Jesus Saves

There’s an old joke about the devil and Jesus seeing who could write the best program within a certain time frame. During it, the power goes out. When it comes back on, they get back to work and, of course, Jesus wins. Reason why? Jesus saves (his work).

If you need that ‘splained, well, I dunno.

Anyway, normally I am a big believer in using “autosave” when I write. I use OpenOffice.org which has this feature. Yesterday, I was writing like mad. Had about, oh, four new pages done. And for some dumbass reason, my laptop rebooted.

Insert silent cursing, silent staring, silent rage. Silent because it was at night and Precious was asleep. Had it been the daytime hours, well, it would have been loud and it would have scared the dogs.

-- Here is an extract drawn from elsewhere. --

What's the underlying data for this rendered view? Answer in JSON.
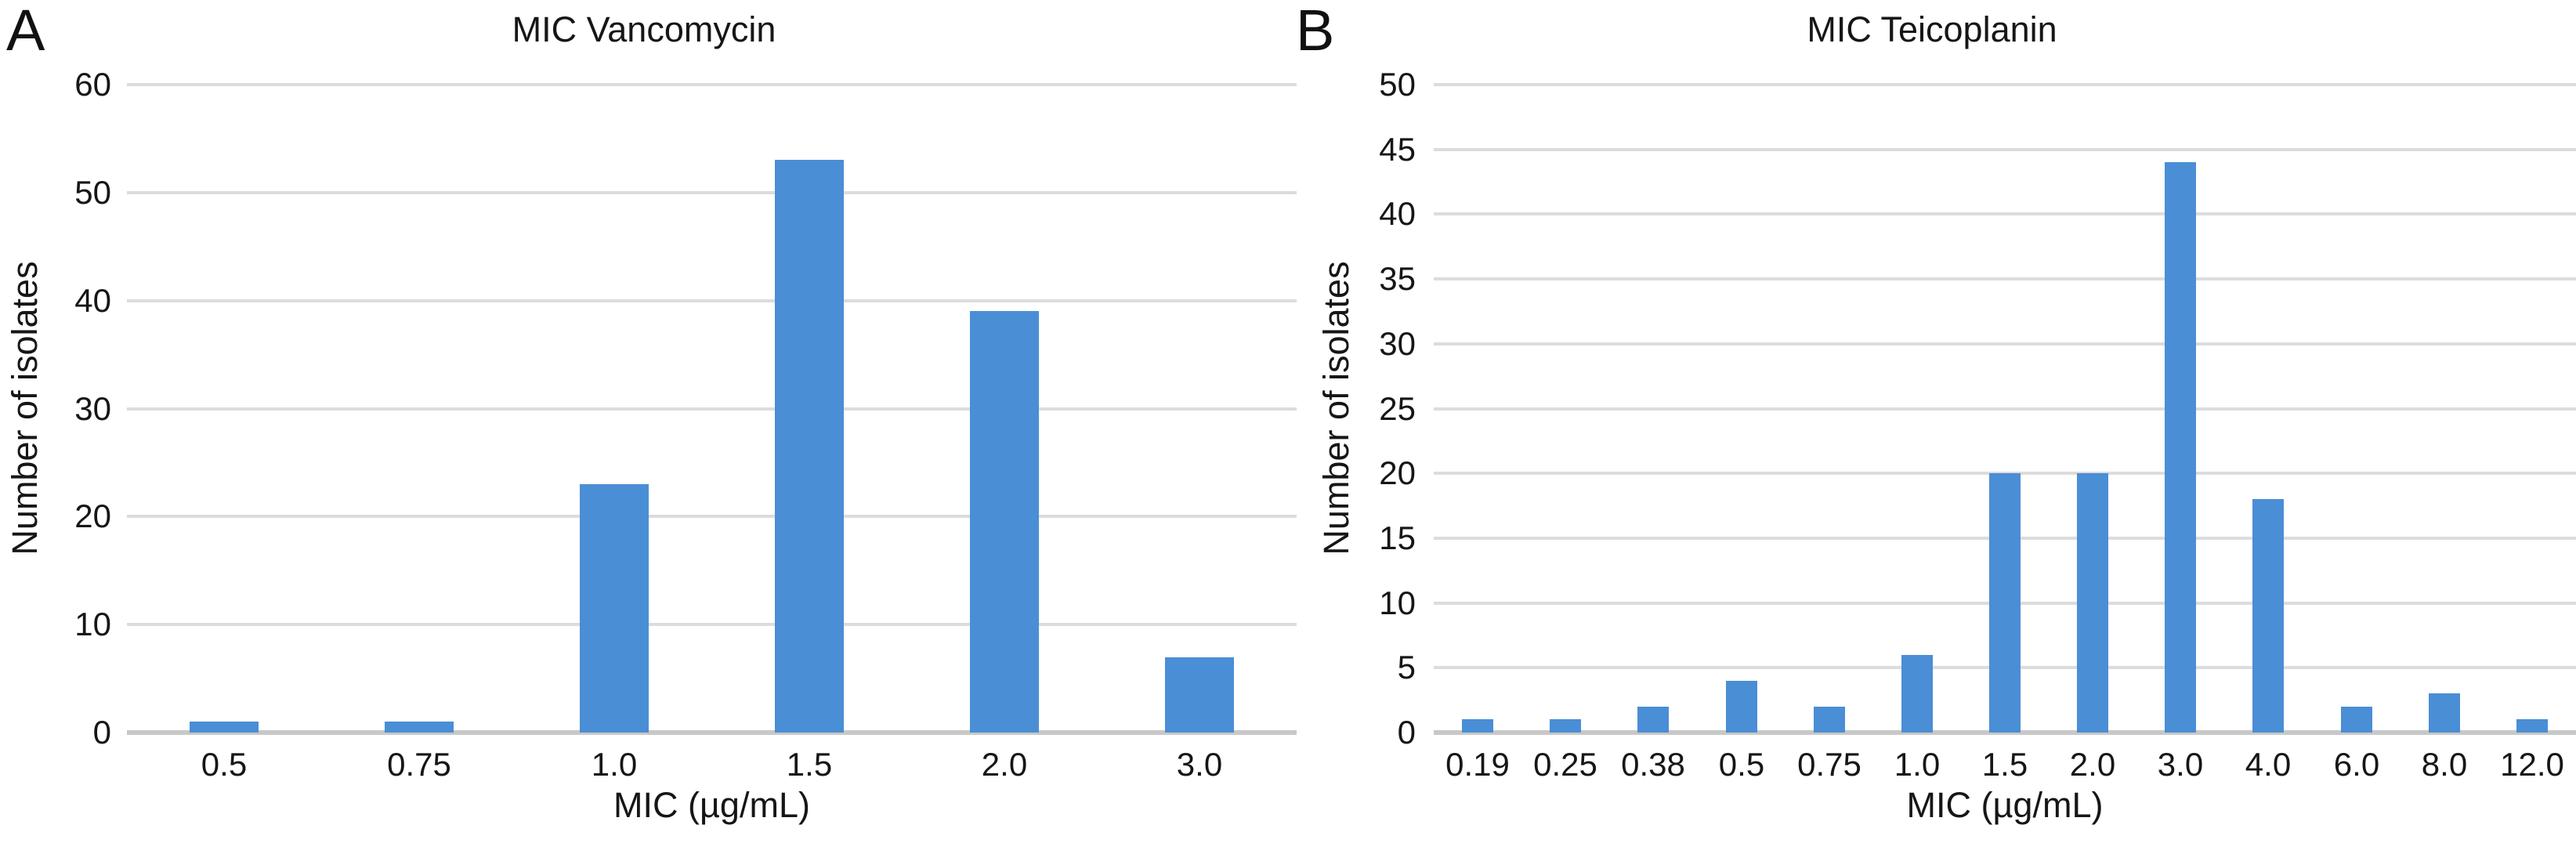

OpenOffice has a lot of different options in regards to saving your work. One of them is “always create a backup copy” and the other is “save autorecovery information every” and there’s a drop down menu with time choices. The backup option is not an automatic save option. What it does, basically, is when you tell it to save, it first puts the old copy somewhere then saves the new copy. So if when you last saved and was on page 42 and this save is on 52, the 42 page version is saved somewhere and the 52 page does the usual save thing. AutoRecovery, meanwhile, sets aside copies of the current document at the time interval you specified. If, for some dumbass reason your computer reboots, when you next open OpenOffice.org, it will give you a menu to auto recover that document (and any others you had open at that time).

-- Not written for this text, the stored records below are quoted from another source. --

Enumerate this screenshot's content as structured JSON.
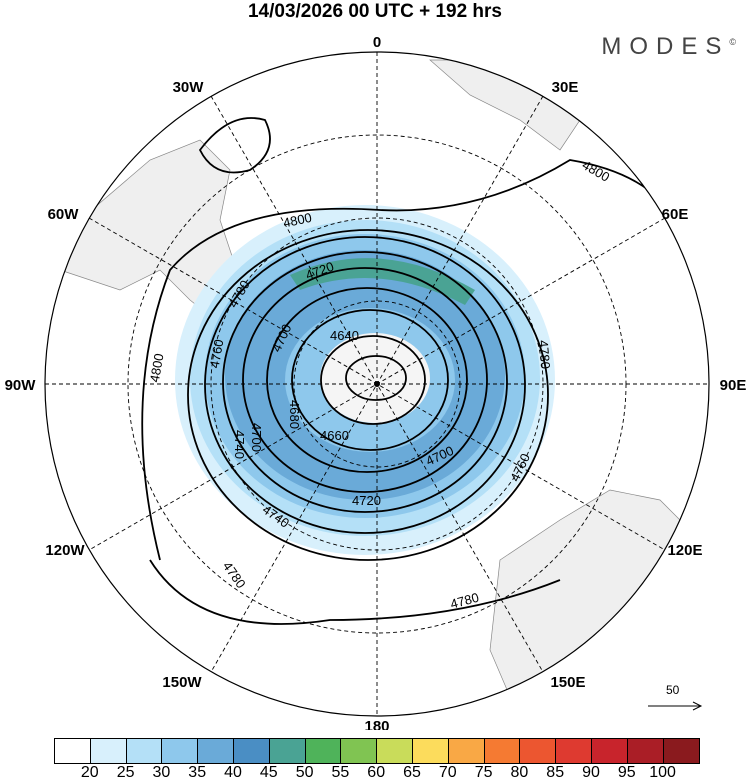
{
  "title": "14/03/2026  00 UTC  + 192 hrs",
  "logo": "MODES",
  "logo_mark": "©",
  "longitude_labels": {
    "top": "0",
    "top_right": "30E",
    "right_upper": "60E",
    "right": "90E",
    "right_lower": "120E",
    "bottom_right": "150E",
    "bottom": "180",
    "bottom_left": "150W",
    "left_lower": "120W",
    "left": "90W",
    "left_upper": "60W",
    "top_left": "30W"
  },
  "contour_labels": [
    "4800",
    "4800",
    "4800",
    "4780",
    "4780",
    "4780",
    "4780",
    "4760",
    "4760",
    "4740",
    "4740",
    "4720",
    "4720",
    "4700",
    "4700",
    "4700",
    "4680",
    "4660",
    "4640",
    "4650"
  ],
  "vector_reference": "50",
  "colorbar": {
    "ticks": [
      "20",
      "25",
      "30",
      "35",
      "40",
      "45",
      "50",
      "55",
      "60",
      "65",
      "70",
      "75",
      "80",
      "85",
      "90",
      "95",
      "100"
    ],
    "colors": [
      "#ffffff",
      "#d8f0fc",
      "#b4e0f7",
      "#8ec8ec",
      "#6aaad8",
      "#4a8ec4",
      "#4aa394",
      "#4fb35a",
      "#80c452",
      "#c9dc5a",
      "#fcdc5c",
      "#f9a845",
      "#f57a32",
      "#ec5630",
      "#de3a30",
      "#c8242c",
      "#aa1e26",
      "#8a1a1e"
    ]
  }
}
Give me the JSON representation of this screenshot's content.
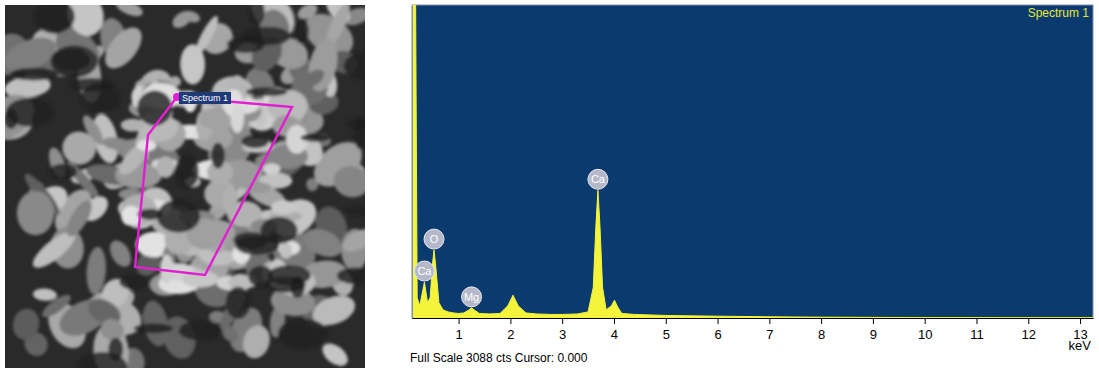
{
  "micrograph": {
    "region_label": "Spectrum 1"
  },
  "chart_data": {
    "type": "area",
    "title": "Spectrum 1",
    "footer": "Full Scale 3088 cts Cursor: 0.000",
    "x_label": "keV",
    "color": "#f4f43c",
    "x": [
      0.1,
      0.17,
      0.2,
      0.25,
      0.3,
      0.34,
      0.4,
      0.45,
      0.5,
      0.525,
      0.56,
      0.62,
      0.7,
      0.8,
      0.9,
      1.0,
      1.1,
      1.2,
      1.25,
      1.3,
      1.4,
      1.6,
      1.8,
      1.95,
      2.05,
      2.15,
      2.3,
      2.5,
      2.8,
      3.0,
      3.3,
      3.5,
      3.6,
      3.65,
      3.69,
      3.73,
      3.78,
      3.85,
      3.95,
      4.01,
      4.07,
      4.15,
      4.4,
      5.0,
      6.0,
      7.0,
      8.0,
      9.0,
      10.0,
      11.0,
      12.0,
      13.25
    ],
    "values": [
      3088,
      3088,
      200,
      120,
      250,
      355,
      150,
      200,
      550,
      670,
      500,
      150,
      80,
      60,
      50,
      45,
      50,
      80,
      100,
      80,
      45,
      40,
      45,
      120,
      225,
      120,
      50,
      40,
      35,
      35,
      40,
      60,
      300,
      900,
      1260,
      900,
      300,
      80,
      120,
      175,
      110,
      45,
      35,
      25,
      18,
      12,
      8,
      6,
      4,
      3,
      2,
      2
    ],
    "xlim": [
      0.1,
      13.25
    ],
    "xticks": [
      1,
      2,
      3,
      4,
      5,
      6,
      7,
      8,
      9,
      10,
      11,
      12,
      13
    ],
    "ylim": [
      0,
      3088
    ],
    "tick_labels": "x",
    "annotations": [
      {
        "text": "Ca",
        "x": 0.34,
        "y": 355
      },
      {
        "text": "O",
        "x": 0.525,
        "y": 670
      },
      {
        "text": "Mg",
        "x": 1.25,
        "y": 100
      },
      {
        "text": "Ca",
        "x": 3.69,
        "y": 1260
      }
    ]
  }
}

This has saved by cute butt cheeks many times. My Dell had a series of fits where it would randomly lock up and I’d have to unplug it and take out the battery. Back then, I had the timer set to 5 minutes. I was also writing a lot back then and in 5 minutes, that could be several hundred words lost. But the autorecovery is annoying because when it is doing that, the program momentarily pauses. You can’t enter text. It royally messes up any writing flow you had going. So once the Dell got over its fit, I moved it to 10 minutes. Then when my writing started to be so sporadic, I changed it to 20.

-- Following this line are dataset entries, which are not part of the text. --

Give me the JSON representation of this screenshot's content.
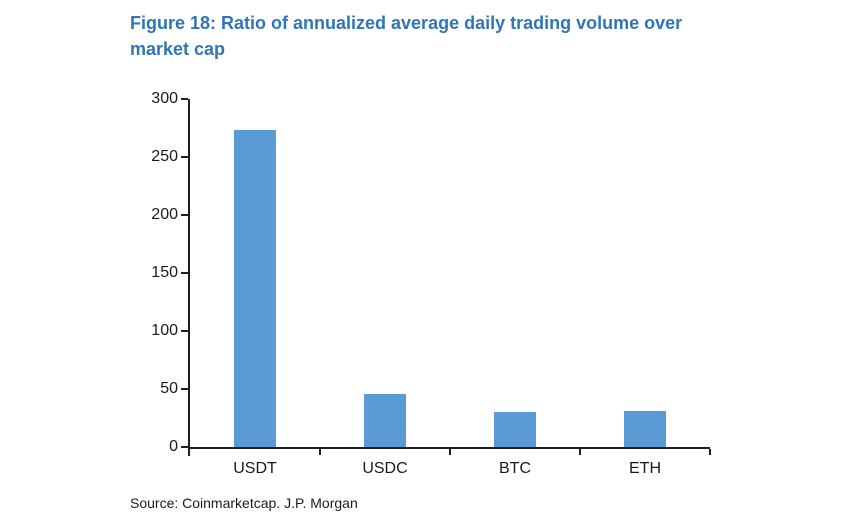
{
  "figure": {
    "title": "Figure 18: Ratio of annualized average daily trading volume over market cap",
    "title_lines": [
      "Figure 18: Ratio of annualized average daily trading volume over",
      "market cap"
    ],
    "title_color": "#2f75b8",
    "source": "Source: Coinmarketcap. J.P. Morgan"
  },
  "chart_data": {
    "type": "bar",
    "title": "Figure 18: Ratio of annualized average daily trading volume over market cap",
    "categories": [
      "USDT",
      "USDC",
      "BTC",
      "ETH"
    ],
    "values": [
      273,
      46,
      30,
      31
    ],
    "xlabel": "",
    "ylabel": "",
    "ylim": [
      0,
      300
    ],
    "yticks": [
      0,
      50,
      100,
      150,
      200,
      250,
      300
    ],
    "grid": false,
    "legend": false,
    "bar_color": "#5b9bd5",
    "axis_color": "#1f1f1f",
    "source": "Source: Coinmarketcap. J.P. Morgan"
  }
}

I suppose it is a good thing that I just moved it back to 10.

And speaking of saving, I also realized I’d not done any backups in a long time. I used to be quite religious about it, even making backup copies of my WIP folder in several places. That is on my agenda for today. That and take over the world.

Oh, and I can’t believe I never announced this! On October 28, 2009, OpenOffice.org 3 was downloaded for the 100,000,000th time (that’s one hundred million) since it was released just over a year ago.